The maximum bandwidth SD 3.0, also known as UHS-I, offers a transfer speed of 104MB/s (much quicker than SD 2.0's 25MB/s), and a write speed that easily surpasses 10MB/s (equivalent to Class 10 level). In order to take full advantage of SD 3.0's rapid read and write speeds, memory card vendors will often attempt to stack two or more NAND flash dies into a single package. Because of this, the density of SD 3.0 memory cards generally begins at 8GB. Judging by the kinds of density and performances offered by SD 3.0 memory cards, it is clear that such a product will be most suitable in the high-end markets, particularly for products such as smartphones, tablets, video recorders and single lens reflex cameras.
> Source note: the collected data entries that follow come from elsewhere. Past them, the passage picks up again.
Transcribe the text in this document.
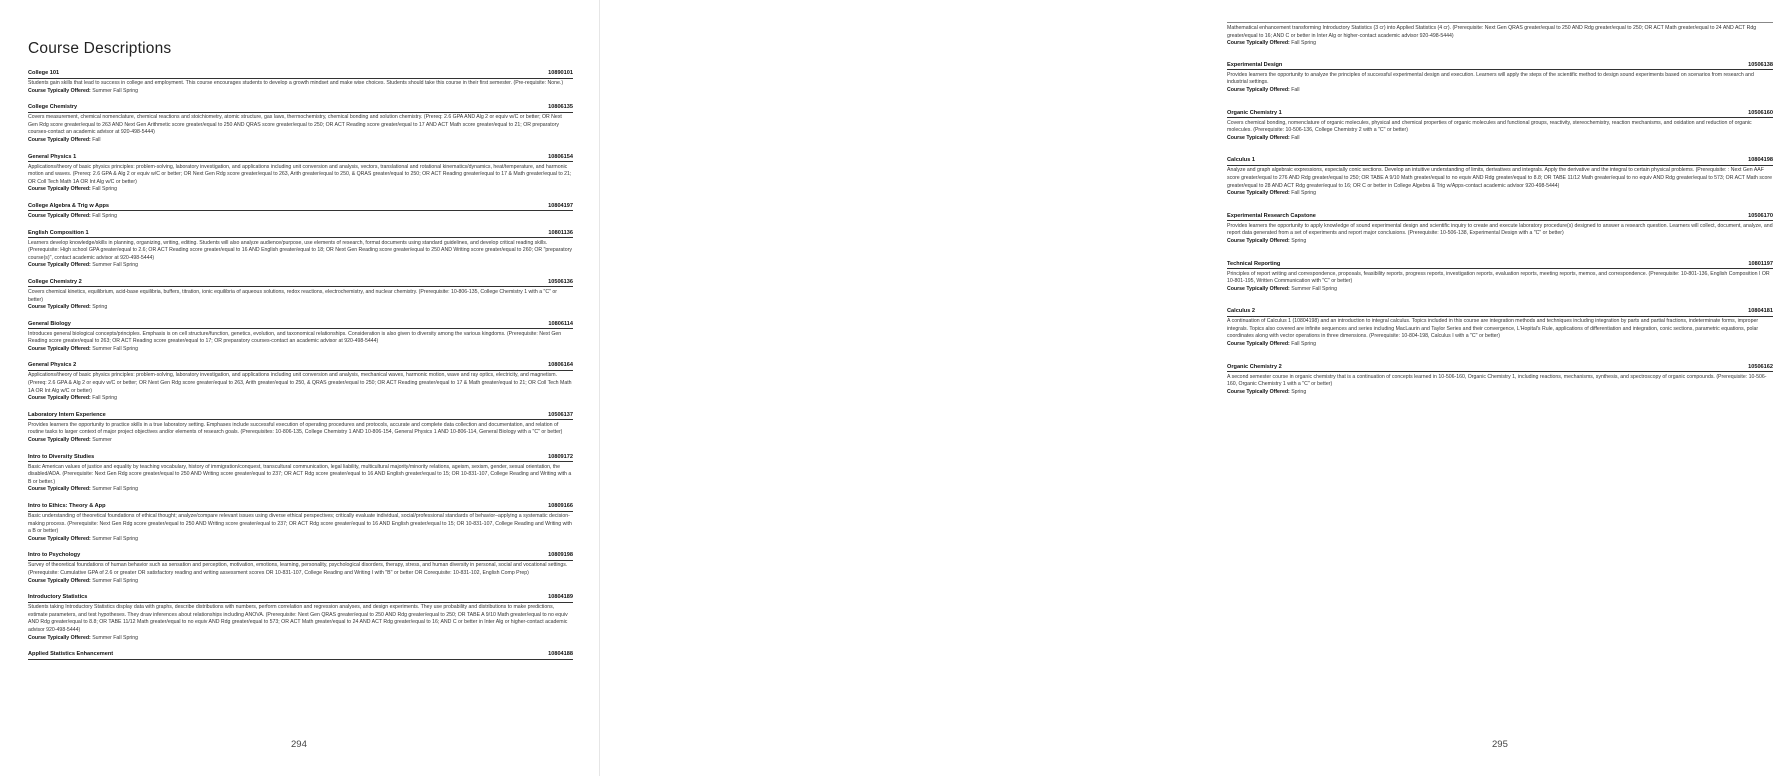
Course Descriptions
College 101	10890101
Students gain skills that lead to success in college and employment. This course encourages students to develop a growth mindset and make wise choices. Students should take this course in their first semester. (Pre-requisite: None.)
Course Typically Offered: Summer Fall Spring
College Chemistry	10806135
Covers measurement, chemical nomenclature, chemical reactions and stoichiometry, atomic structure, gas laws, thermochemistry, chemical bonding and solution chemistry. (Prereq: 2.6 GPA AND Alg 2 or equiv w/C or better; OR Next Gen Rdg score greater/equal to 263 AND Next Gen Arithmetic score greater/equal to 250 AND QRAS score greater/equal to 250; OR ACT Reading score greater/equal to 17 AND ACT Math score greater/equal to 21; OR preparatory courses-contact an academic advisor at 920-498-5444)
Course Typically Offered: Fall
General Physics 1	10806154
Applications/theory of basic physics principles: problem-solving, laboratory investigation, and applications including unit conversion and analysis, vectors, translational and rotational kinematics/dynamics, heat/temperature, and harmonic motion and waves. (Prereq: 2.6 GPA & Alg 2 or equiv w/C or better; OR Next Gen Rdg score greater/equal to 263, Arith greater/equal to 250, & QRAS greater/equal to 250; OR ACT Reading greater/equal to 17 & Math greater/equal to 21; OR Coll Tech Math 1A OR Int Alg w/C or better)
Course Typically Offered: Fall Spring
College Algebra & Trig w Apps	10804197
Course Typically Offered: Fall Spring
English Composition 1	10801136
Learners develop knowledge/skills in planning, organizing, writing, editing. Students will also analyze audience/purpose, use elements of research, format documents using standard guidelines, and develop critical reading skills. (Prerequisite: High school GPA greater/equal to 2.6; OR ACT Reading score greater/equal to 16 AND English greater/equal to 18; OR Next Gen Reading score greater/equal to 250 AND Writing score greater/equal to 260; OR "preparatory course(s)", contact academic advisor at 920-498-5444)
Course Typically Offered: Summer Fall Spring
College Chemistry 2	10506136
Covers chemical kinetics, equilibrium, acid-base equilibria, buffers, titration, ionic equilibria of aqueous solutions, redox reactions, electrochemistry, and nuclear chemistry. (Prerequisite: 10-806-135, College Chemistry 1 with a "C" or better)
Course Typically Offered: Spring
General Biology	10806114
Introduces general biological concepts/principles. Emphasis is on cell structure/function, genetics, evolution, and taxonomical relationships. Consideration is also given to diversity among the various kingdoms. (Prerequisite: Next Gen Reading score greater/equal to 263; OR ACT Reading score greater/equal to 17; OR preparatory courses-contact an academic advisor at 920-498-5444)
Course Typically Offered: Summer Fall Spring
General Physics 2	10806164
Applications/theory of basic physics principles: problem-solving, laboratory investigation, and applications including unit conversion and analysis, mechanical waves, harmonic motion, wave and ray optics, electricity, and magnetism. (Prereq: 2.6 GPA & Alg 2 or equiv w/C or better; OR Next Gen Rdg score greater/equal to 263, Arith greater/equal to 250, & QRAS greater/equal to 250; OR ACT Reading greater/equal to 17 & Math greater/equal to 21; OR Coll Tech Math 1A OR Int Alg w/C or better)
Course Typically Offered: Fall Spring
Laboratory Intern Experience	10506137
Provides learners the opportunity to practice skills in a true laboratory setting. Emphases include successful execution of operating procedures and protocols, accurate and complete data collection and documentation, and relation of routine tasks to larger context of major project objectives and/or elements of research goals. (Prerequisites: 10-806-135, College Chemistry 1 AND 10-806-154, General Physics 1 AND 10-806-114, General Biology with a "C" or better)
Course Typically Offered: Summer
Intro to Diversity Studies	10809172
Basic American values of justice and equality by teaching vocabulary, history of immigration/conquest, transcultural communication, legal liability, multicultural majority/minority relations, ageism, sexism, gender, sexual orientation, the disabled/ADA. (Prerequisite: Next Gen Rdg score greater/equal to 250 AND Writing score greater/equal to 237; OR ACT Rdg score greater/equal to 16 AND English greater/equal to 15; OR 10-831-107, College Reading and Writing with a B or better.)
Course Typically Offered: Summer Fall Spring
Intro to Ethics: Theory & App	10809166
Basic understanding of theoretical foundations of ethical thought; analyze/compare relevant issues using diverse ethical perspectives; critically evaluate individual, social/professional standards of behavior–applying a systematic decision-making process. (Prerequisite: Next Gen Rdg score greater/equal to 250 AND Writing score greater/equal to 237; OR ACT Rdg score greater/equal to 16 AND English greater/equal to 15; OR 10-831-107, College Reading and Writing with a B or better)
Course Typically Offered: Summer Fall Spring
Intro to Psychology	10809198
Survey of theoretical foundations of human behavior such as sensation and perception, motivation, emotions, learning, personality, psychological disorders, therapy, stress, and human diversity in personal, social and vocational settings. (Prerequisite: Cumulative GPA of 2.6 or greater OR satisfactory reading and writing assessment scores OR 10-831-107, College Reading and Writing I with "B" or better OR Corequisite: 10-831-102, English Comp Prep)
Course Typically Offered: Summer Fall Spring
Introductory Statistics	10804189
Students taking Introductory Statistics display data with graphs, describe distributions with numbers, perform correlation and regression analyses, and design experiments. They use probability and distributions to make predictions, estimate parameters, and test hypotheses. They draw inferences about relationships including ANOVA. (Prerequisite: Next Gen QRAS greater/equal to 250 AND Rdg greater/equal to 250; OR TABE A 9/10 Math greater/equal to no equiv AND Rdg greater/equal to 8.8; OR TABE 11/12 Math greater/equal to no equiv AND Rdg greater/equal to 573; OR ACT Math greater/equal to 24 AND ACT Rdg greater/equal to 16; AND C or better in Inter Alg or higher-contact academic advisor 920-498-5444)
Course Typically Offered: Summer Fall Spring
Applied Statistics Enhancement	10804188
294
Mathematical enhancement transforming Introductory Statistics (3 cr) into Applied Statistics (4 cr). (Prerequisite: Next Gen QRAS greater/equal to 250 AND Rdg greater/equal to 250; OR ACT Math greater/equal to 24 AND ACT Rdg greater/equal to 16; AND C or better in Inter Alg or higher-contact academic advisor 920-498-5444)
Course Typically Offered: Fall Spring
Experimental Design	10506138
Provides learners the opportunity to analyze the principles of successful experimental design and execution. Learners will apply the steps of the scientific method to design sound experiments based on scenarios from research and industrial settings.
Course Typically Offered: Fall
Organic Chemistry 1	10506160
Covers chemical bonding, nomenclature of organic molecules, physical and chemical properties of organic molecules and functional groups, reactivity, stereochemistry, reaction mechanisms, and oxidation and reduction of organic molecules. (Prerequisite: 10-506-136, College Chemistry 2 with a "C" or better)
Course Typically Offered: Fall
Calculus 1	10804198
Analyze and graph algebraic expressions, especially conic sections. Develop an intuitive understanding of limits, derivatives and integrals. Apply the derivative and the integral to certain physical problems. (Prerequisite: : Next Gen AAF score greater/equal to 276 AND Rdg greater/equal to 250; OR TABE A 9/10 Math greater/equal to no equiv AND Rdg greater/equal to 8.8; OR TABE 11/12 Math greater/equal to no equiv AND Rdg greater/equal to 573; OR ACT Math score greater/equal to 28 AND ACT Rdg greater/equal to 16; OR C or better in College Algebra & Trig w/Apps-contact academic advisor 920-498-5444)
Course Typically Offered: Fall Spring
Experimental Research Capstone	10506170
Provides learners the opportunity to apply knowledge of sound experimental design and scientific inquiry to create and execute laboratory procedure(s) designed to answer a research question. Learners will collect, document, analyze, and report data generated from a set of experiments and report major conclusions. (Prerequisite: 10-506-138, Experimental Design with a "C" or better)
Course Typically Offered: Spring
Technical Reporting	10801197
Principles of report writing and correspondence, proposals, feasibility reports, progress reports, investigation reports, evaluation reports, meeting reports, memos, and correspondence. (Prerequisite: 10-801-136, English Composition I OR 10-801-195, Written Communication with "C" or better)
Course Typically Offered: Summer Fall Spring
Calculus 2	10804181
A continuation of Calculus 1 (10804198) and an introduction to integral calculus. Topics included in this course are integration methods and techniques including integration by parts and partial fractions, indeterminate forms, improper integrals. Topics also covered are infinite sequences and series including MacLaurin and Taylor Series and their convergence, L'Hopital's Rule, applications of differentiation and integration, conic sections, parametric equations, polar coordinates along with vector operations in three dimensions. (Prerequisite: 10-804-198, Calculus I with a "C" or better)
Course Typically Offered: Fall Spring
Organic Chemistry 2	10506162
A second semester course in organic chemistry that is a continuation of concepts learned in 10-506-160, Organic Chemistry 1, including reactions, mechanisms, synthesis, and spectroscopy of organic compounds. (Prerequisite: 10-506-160, Organic Chemistry 1 with a "C" or better)
Course Typically Offered: Spring
295
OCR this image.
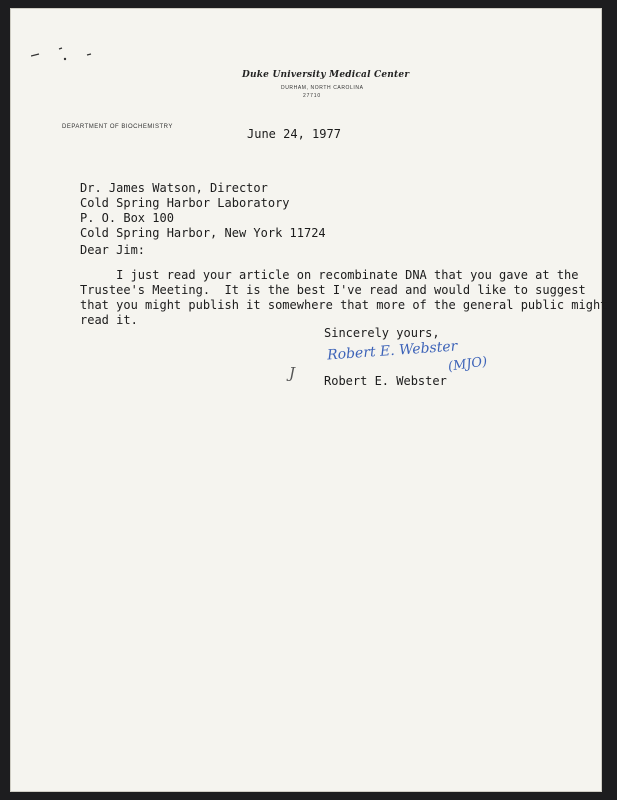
Duke University Medical Center
DURHAM, NORTH CAROLINA
27710
DEPARTMENT OF BIOCHEMISTRY	June 24, 1977
Dr. James Watson, Director
Cold Spring Harbor Laboratory
P. O. Box 100
Cold Spring Harbor, New York 11724
Dear Jim:
I just read your article on recombinate DNA that you gave at the
Trustee's Meeting.  It is the best I've read and would like to suggest
that you might publish it somewhere that more of the general public might
read it.
Sincerely yours,
Robert E. Webster
(MJO)
J Robert E. Webster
According to TrendForce's senior manager, Alan Chen, smartphones and tablets account for more than 80 per cent of the demand in memory card markets. The rapid growth experienced by such devices, however, has not stimulated demand for SD 3.0, in part because of the inability of their application processors (AP) to support the SD 3.0 interface (only a few smartphones and tablets are currently known to support such a format). Even if SD 3.0 supports backward compatibility (SD 2.0), this alone would not be enough to impress nor entice potential clients. SD 3.0 memory card demand, all in all, remains most heavily concentrated in the high-end camera and camcorder markets.

Another important reason for the lack of strong SD 3.0 demand, in addition to the one mentioned above, is that many smartphones and tablets are equipped with 4/8GB and above eMMCs, which are generally sufficient to support the read and write speeds required of the said devices. This has effectively encouraged the market's largest memory card buyers to direct the majority of their attention towards the relatively cheaper SD 2.0 memory cards. Tablet and smartphone OEMs using 16GB and above eMMCs for high-end products will generally opt to not provide any free memory cards in order to lower their cost.